PG: What kind of German food did you eat?
EB: (A462 rivel milik) soup.
PG: I don’t even know what that is.
EB: That is milk soup with rivels in there. I just made them by hand.
PG: Did you make Borscht?
EB: Oh, yah; put in meat and cabbage and beans and carrots and potatoes and tomatoes, and a little cream.
PG: Did you make Halupsi? –cabbage with rice in it.
EB: Well, we made raisin and rice and you put it in a casserole and put some sugar, salt, water, and butter on and put it in the oven.
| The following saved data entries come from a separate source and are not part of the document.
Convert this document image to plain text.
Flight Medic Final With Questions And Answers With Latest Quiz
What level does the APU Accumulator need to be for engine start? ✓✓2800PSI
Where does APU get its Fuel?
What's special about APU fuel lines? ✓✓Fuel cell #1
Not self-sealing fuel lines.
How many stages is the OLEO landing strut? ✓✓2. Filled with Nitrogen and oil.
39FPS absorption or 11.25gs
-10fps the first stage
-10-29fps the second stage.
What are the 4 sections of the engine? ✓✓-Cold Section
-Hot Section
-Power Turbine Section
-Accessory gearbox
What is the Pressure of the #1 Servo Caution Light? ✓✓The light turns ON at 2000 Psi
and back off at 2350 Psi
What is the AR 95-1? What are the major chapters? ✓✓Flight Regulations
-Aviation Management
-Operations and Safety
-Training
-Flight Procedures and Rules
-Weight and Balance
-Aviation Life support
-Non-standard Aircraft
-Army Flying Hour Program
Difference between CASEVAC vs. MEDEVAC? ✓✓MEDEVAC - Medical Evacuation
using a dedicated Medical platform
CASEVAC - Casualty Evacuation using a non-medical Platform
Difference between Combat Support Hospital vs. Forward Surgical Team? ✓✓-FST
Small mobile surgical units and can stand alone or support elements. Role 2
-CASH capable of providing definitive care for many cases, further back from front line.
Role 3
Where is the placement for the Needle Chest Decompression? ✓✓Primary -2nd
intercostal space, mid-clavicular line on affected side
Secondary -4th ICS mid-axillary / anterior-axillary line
PG: Did you make Blachenda?
EB: Not too often. I did, but not my mother.
PG: Did you bake Kuchen?
EB: Yah, my mother made sugar Kuchen.
PG: Did you have music in your family?
EB: No, they didn’t have no music. Well I think mouth organ.
PG: Did you sing at home?
EB: Well when we milked the cows my sister sang when we had them in the barn.
PG: Can you still sing? Do you know the names of any songs that you sang?
PG: Did you dance?
EB: Once in a while, not too much.
PG: Did your parents dance?
EB: No, they couldn’t dance.
PG: Did you play any games at home?
EB: We ate a lot of sunflowers (laughter); played checkerboards.
PG: What kind of games did you play in school?
PG: Over what?
EB: The schoolhouse.
PG: Did you break the windows too in the school?
EB: No, I don’t think so.
PG: Did you play cards at home?
EB: Yah, Old Maid and something else, but I don’t know what that was anymore.
PG: What did you do if somebody got sick at home?
EB: They had (A539 German gumbascmere) and (linament); steamed them.
PG: Were you able to go to the doctor when you were young? Was there a doctor?
PG: What did you do if you stepped into a nail?
EB: Soak it in water.
PG: Did you have Brauche? Do you know what Brauche
PG: When a lady would pray over you and put her hands on you.